A recent study identified four crucial facilitators for improving the utilization of mental health services among first responders: enhancing awareness, decreasing stigma, improving positive experiences with providers of mental health care, and removing burdens that are based on time.
Preventive care for first responders include identifying the early signs of mental health concerns, such as too much or not enough sleep, a loss of appetite or thoughts of self-harm that can be arousing source. Experts have identified ways first responders use to take care of their mental health:
- Prioritize boundaries. Learn to say no or say not today. Be aware that it’s OK to have a break.
- Make sure to schedule regular activities throughout the day. Walking, as well as other forms of regular physical exercise give you a break from work stress.

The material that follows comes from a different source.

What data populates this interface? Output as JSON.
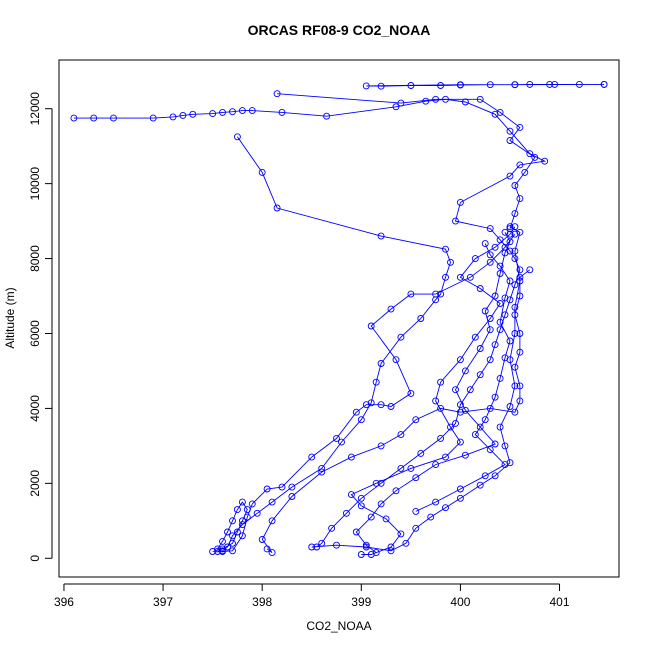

- Limit social media. Discussions and negative coverage can be detrimental to those susceptible to depression, anxiety or PTSD.
- Be mindful of the nutrition. Drink plenty of water and be mindful about the foods you are putting into your body.
- Find something that you love. Make yourself something you’re looking for outside of the daily routine. Making time for projects or activities outside of work can help reduce stress and anxiety.
Online Counselling or Therapy
Mental health professionals should discover more innovative methods to promote the benefits of online therapy and counselling for first-responders, who may be reluctant to participate in other ways. Therapists can lead agency-sponsored trainings specifically for the first-responders in their area, offer their services to ride-along or take part in community events along with firefighters, police officers and EMTs, as the first step in establishing a mental wellness dialogue. Psychotherapeutic approaches in which first responders receive therapy is promising with group therapy as the way to go.
Since work of first responders may involve challenging situations, like offensive, violence or disaster-based emergencies, these professionals might witness trauma or suffer secondary trauma as they treat victims. There is no one method of coping that is suitable for all. Professional psychologists or therapist could help first responders in these situations.